No debemos agradar a los
hombres, sino a Dios, que examina nuestros corazones (1 Tes.2, 4).
¡Exactamente! Por eso, quienes obedecen a los hombres sabiendo que facilita el
mal y obstaculiza el Bien, sean quienes sean, la jerarquía eclesiástica
incluida sin faltar el Papa, se hace en realidad cómplice del mal, la mentira y
el error.
Quien obedece en esas
circunstancias desobedece a Dios, porque «el siervo no es mejor que amo»
(Mt.10, 24). Judas también era parte del colegio apostólico.

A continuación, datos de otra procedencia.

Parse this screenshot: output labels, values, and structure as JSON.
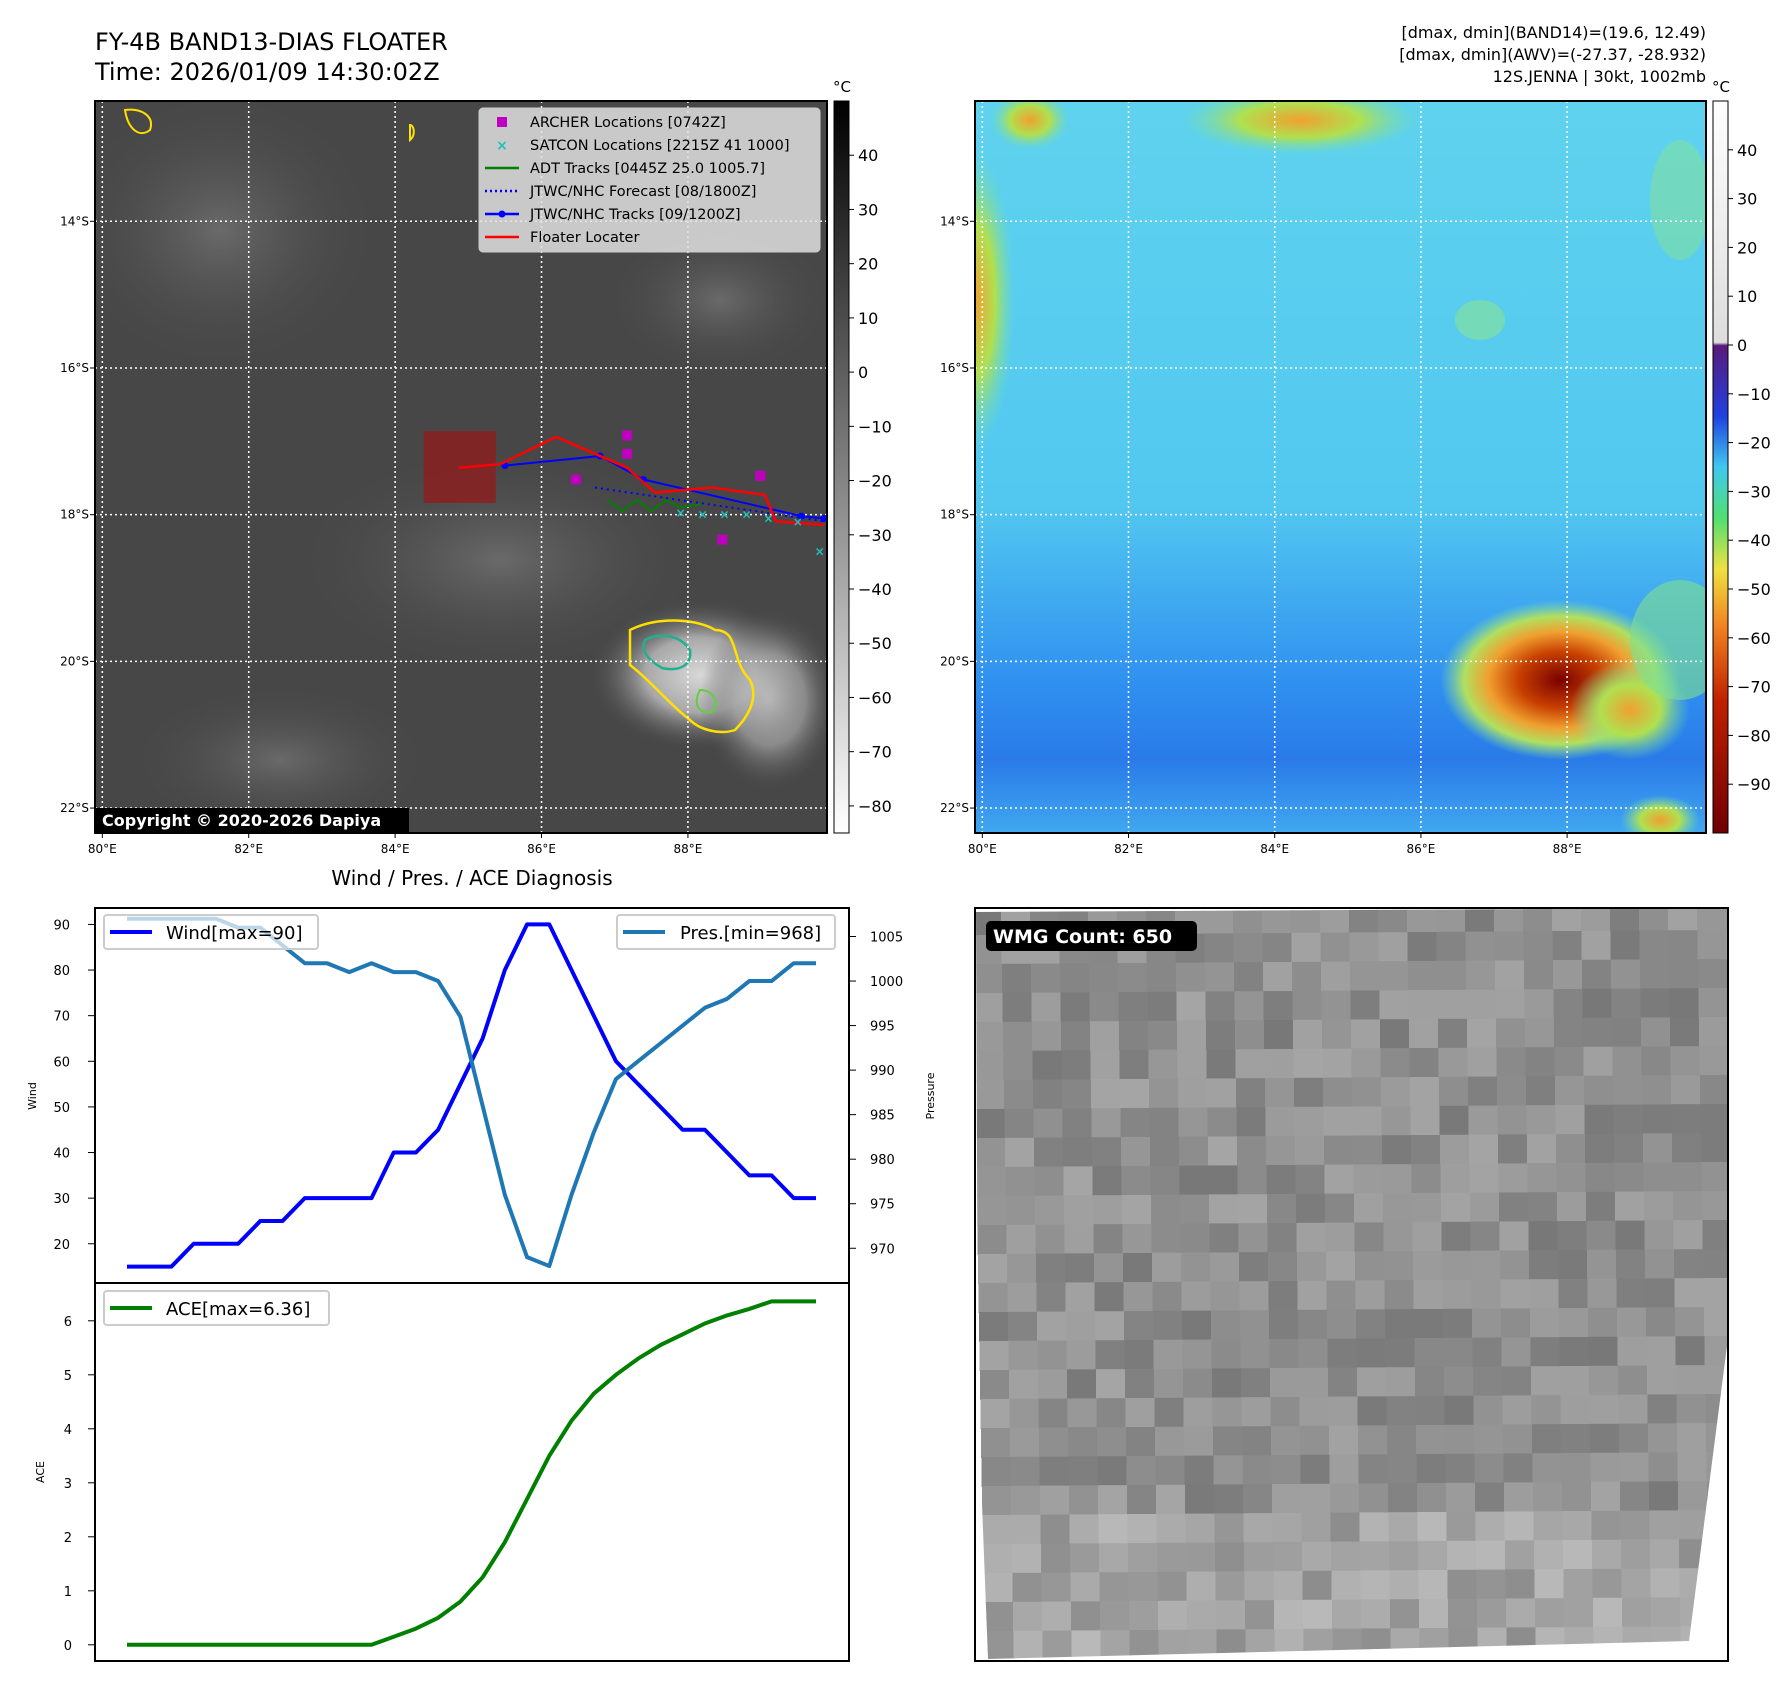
{
  "header": {
    "title": "FY-4B BAND13-DIAS FLOATER",
    "time": "Time: 2026/01/09 14:30:02Z",
    "info_line1": "[dmax, dmin](BAND14)=(19.6, 12.49)",
    "info_line2": "[dmax, dmin](AWV)=(-27.37, -28.932)",
    "info_line3": "12S.JENNA | 30kt, 1002mb"
  },
  "map": {
    "lon_ticks": [
      "80°E",
      "82°E",
      "84°E",
      "86°E",
      "88°E"
    ],
    "lon_values": [
      80,
      82,
      84,
      86,
      88
    ],
    "lat_ticks": [
      "14°S",
      "16°S",
      "18°S",
      "20°S",
      "22°S"
    ],
    "lat_values": [
      -14,
      -16,
      -18,
      -20,
      -22
    ],
    "lon_range": [
      79.9,
      89.9
    ],
    "lat_range": [
      -22.34,
      -12.36
    ],
    "copyright": "Copyright © 2020-2026 Dapiya",
    "colorbar_unit": "°C",
    "colorbar1_ticks": [
      "40",
      "30",
      "20",
      "10",
      "0",
      "−10",
      "−20",
      "−30",
      "−40",
      "−50",
      "−60",
      "−70",
      "−80"
    ],
    "colorbar1_values": [
      40,
      30,
      20,
      10,
      0,
      -10,
      -20,
      -30,
      -40,
      -50,
      -60,
      -70,
      -80
    ],
    "colorbar1_range": [
      -85,
      50
    ],
    "colorbar2_ticks": [
      "40",
      "30",
      "20",
      "10",
      "0",
      "−10",
      "−20",
      "−30",
      "−40",
      "−50",
      "−60",
      "−70",
      "−80",
      "−90"
    ],
    "colorbar2_values": [
      40,
      30,
      20,
      10,
      0,
      -10,
      -20,
      -30,
      -40,
      -50,
      -60,
      -70,
      -80,
      -90
    ],
    "colorbar2_range": [
      -100,
      50
    ],
    "legend": [
      {
        "label": "ARCHER Locations [0742Z]",
        "color": "#c000c0",
        "kind": "square"
      },
      {
        "label": "SATCON Locations [2215Z 41 1000]",
        "color": "#20c0c0",
        "kind": "x"
      },
      {
        "label": "ADT Tracks [0445Z 25.0 1005.7]",
        "color": "#008000",
        "kind": "line"
      },
      {
        "label": "JTWC/NHC Forecast [08/1800Z]",
        "color": "#0000ff",
        "kind": "dotted"
      },
      {
        "label": "JTWC/NHC Tracks [09/1200Z]",
        "color": "#0000ff",
        "kind": "line-dot"
      },
      {
        "label": "Floater Locater",
        "color": "#ff0000",
        "kind": "line"
      }
    ],
    "floater_box": {
      "lon": [
        84.39,
        85.375
      ],
      "lat": [
        -17.84,
        -16.86
      ]
    },
    "floater_track": [
      [
        84.875,
        -17.36
      ],
      [
        85.44,
        -17.31
      ],
      [
        86.2,
        -16.94
      ],
      [
        87.17,
        -17.36
      ],
      [
        87.55,
        -17.7
      ],
      [
        88.33,
        -17.63
      ],
      [
        89.05,
        -17.73
      ],
      [
        89.2,
        -18.09
      ],
      [
        89.86,
        -18.14
      ]
    ],
    "jtwc_track": [
      [
        85.5,
        -17.33
      ],
      [
        86.8,
        -17.2
      ],
      [
        87.39,
        -17.52
      ],
      [
        89.55,
        -18.02
      ],
      [
        89.86,
        -18.05
      ]
    ],
    "jtwc_forecast": [
      [
        86.73,
        -17.63
      ],
      [
        89.86,
        -18.09
      ]
    ],
    "adt_track": [
      [
        86.9,
        -17.8
      ],
      [
        87.1,
        -17.95
      ],
      [
        87.3,
        -17.8
      ],
      [
        87.5,
        -17.95
      ],
      [
        87.7,
        -17.8
      ],
      [
        87.9,
        -17.9
      ],
      [
        88.2,
        -17.85
      ]
    ],
    "archer_points": [
      [
        87.17,
        -16.92
      ],
      [
        87.17,
        -17.17
      ],
      [
        86.47,
        -17.52
      ],
      [
        88.99,
        -17.47
      ],
      [
        88.47,
        -18.34
      ]
    ],
    "satcon_points": [
      [
        87.9,
        -17.98
      ],
      [
        88.2,
        -18.0
      ],
      [
        88.5,
        -18.0
      ],
      [
        88.8,
        -18.0
      ],
      [
        89.1,
        -18.05
      ],
      [
        89.5,
        -18.1
      ],
      [
        89.8,
        -18.5
      ]
    ]
  },
  "wmg": {
    "label": "WMG Count: 650"
  },
  "chart_data": [
    {
      "type": "line",
      "title": "Wind / Pres. / ACE Diagnosis",
      "ylabel": "Wind",
      "y2label": "Pressure",
      "x": [
        0,
        1,
        2,
        3,
        4,
        5,
        6,
        7,
        8,
        9,
        10,
        11,
        12,
        13,
        14,
        15,
        16,
        17,
        18,
        19,
        20,
        21,
        22,
        23,
        24,
        25,
        26,
        27,
        28,
        29,
        30,
        31
      ],
      "series": [
        {
          "name": "Wind[max=90]",
          "color": "#0000ff",
          "axis": "left",
          "values": [
            15,
            15,
            15,
            20,
            20,
            20,
            25,
            25,
            30,
            30,
            30,
            30,
            40,
            40,
            45,
            55,
            65,
            80,
            90,
            90,
            80,
            70,
            60,
            55,
            50,
            45,
            45,
            40,
            35,
            35,
            30,
            30
          ]
        },
        {
          "name": "Pres.[min=968]",
          "color": "#1f77b4",
          "axis": "right",
          "values": [
            1007,
            1007,
            1007,
            1007,
            1007,
            1006,
            1006,
            1004,
            1002,
            1002,
            1001,
            1002,
            1001,
            1001,
            1000,
            996,
            986,
            976,
            969,
            968,
            976,
            983,
            989,
            991,
            993,
            995,
            997,
            998,
            1000,
            1000,
            1002,
            1002
          ]
        }
      ],
      "yticks": [
        "20",
        "30",
        "40",
        "50",
        "60",
        "70",
        "80",
        "90"
      ],
      "ytick_values": [
        20,
        30,
        40,
        50,
        60,
        70,
        80,
        90
      ],
      "y2ticks": [
        "970",
        "975",
        "980",
        "985",
        "990",
        "995",
        "1000",
        "1005"
      ],
      "y2tick_values": [
        970,
        975,
        980,
        985,
        990,
        995,
        1000,
        1005
      ],
      "ylim": [
        11.4,
        93.6
      ],
      "y2lim": [
        966.1,
        1008.2
      ]
    },
    {
      "type": "line",
      "ylabel": "ACE",
      "x": [
        0,
        1,
        2,
        3,
        4,
        5,
        6,
        7,
        8,
        9,
        10,
        11,
        12,
        13,
        14,
        15,
        16,
        17,
        18,
        19,
        20,
        21,
        22,
        23,
        24,
        25,
        26,
        27,
        28,
        29,
        30,
        31
      ],
      "series": [
        {
          "name": "ACE[max=6.36]",
          "color": "#008000",
          "values": [
            0,
            0,
            0,
            0,
            0,
            0,
            0,
            0,
            0,
            0,
            0,
            0,
            0.15,
            0.3,
            0.5,
            0.8,
            1.25,
            1.9,
            2.7,
            3.5,
            4.15,
            4.65,
            5.0,
            5.3,
            5.55,
            5.75,
            5.95,
            6.1,
            6.22,
            6.36,
            6.36,
            6.36
          ]
        }
      ],
      "yticks": [
        "0",
        "1",
        "2",
        "3",
        "4",
        "5",
        "6"
      ],
      "ytick_values": [
        0,
        1,
        2,
        3,
        4,
        5,
        6
      ],
      "ylim": [
        -0.3,
        6.7
      ]
    }
  ]
}
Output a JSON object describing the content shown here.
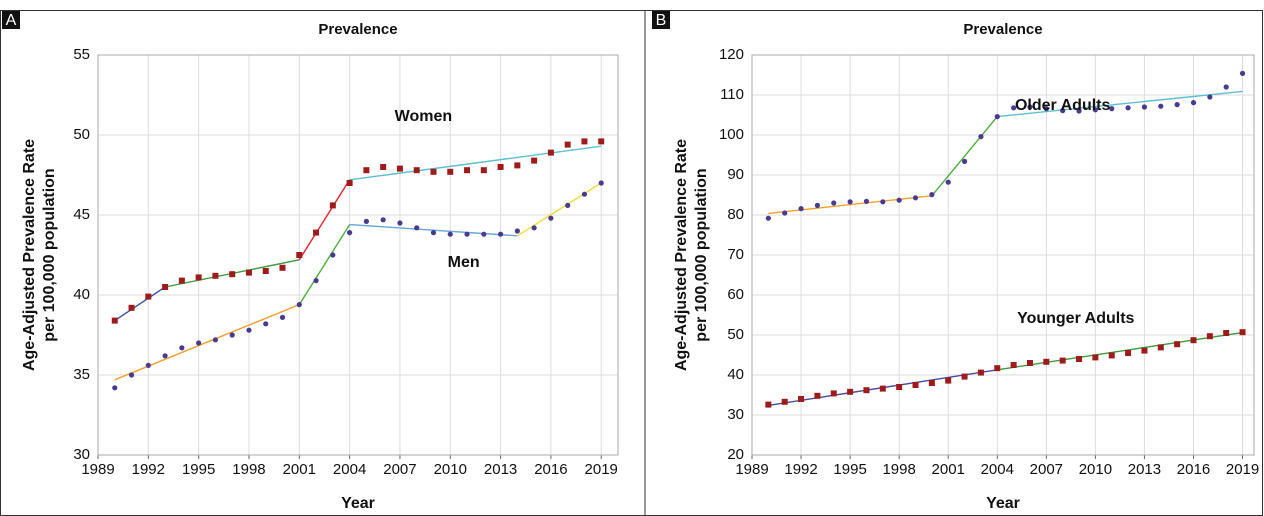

De lo contrario se incurre
en hipocresía. Como si –por poner un ejemplo– un católico tradicionalista
autoerigido en juez y dispensador de la seriedad ajena criticase
abiertamente al actual pontífice por Amoris laetitia o por
este último documento pero luego, en lo que respecta a la sumisión ¡incluso
obligatoria! al vacunismo en sí y a la aceptación del empleo de líneas
celulares humanas obtenidas a partir de víctimas de abortos voluntarios
declarase para defenderse de la justa y obvia indignación general que obedece
todo lo que ha dicho el Soberano Pontífice sobre la cuestión.
La conditio sine
qua non de toda seriedad no está tanto en el tono utilizado (éste
también es un aspecto importante pero en modo alguno primordial, y desde luego
no deja de ser subjetivo), sino sobre todo en la coherencia de doctrina, ideas
e intelecto al Bien y a la Verdad en su integridad, en todo aspecto y
circunstancia. Es preciso entender si quien dirige a la Iglesia hoy en día
quiere ser siervo fiel de Dios o siervo fiel del príncipe de este mundo. En la
primera hipótesis, se le debe obediencia, y la obediencia es un medio de
santificación. En la segunda, hay que sacar conclusiones. Evidentemente dentro
del respeto a las normas codificadas de la Iglesia, de los hijos de la Iglesia
y con buena educación y tono sereno. En todo caso, siempre se debe tener en
cuenta las consecuencias: la primera preocupación tiene que ser seguir y
defender siempre la verdad, no el repugnante servilismo obsequioso y
escrupuloso, fruto podrido de un mal entendido tridentinismo. Ni el Papa ni la
jerarquía pueden utilizarse como referentes de la verdad cuando parece
conveniente dependiendo de los fines personales.
Vivimos los tiempos más
decisivos de la historia de la humanidad y de la Iglesia. Todos los autores que
han ofrecido sus comentarios en los últimos días nos invitan a la oración y la
esperanza. Nosotros también lo haremos como es natural, con plena certeza de
que cuanto está pasando en estos días, y en general desde febrero de 2020, es
señal inequívoca de que se acerca el tiempo en que Dios intervendrá para salvar
a su Cuerpo Místico y a la humanidad, así como el orden que Él mismo ha dado a
la creación y a la convivencia humana, según la medida, las formas y los
momentos que Él disponga.
Recemos, esperemos,
velemos y alistémonos en el bando bueno. El enemigo nos ayuda a tomar partido:
de hecho, es siempre el mismo en todas partes.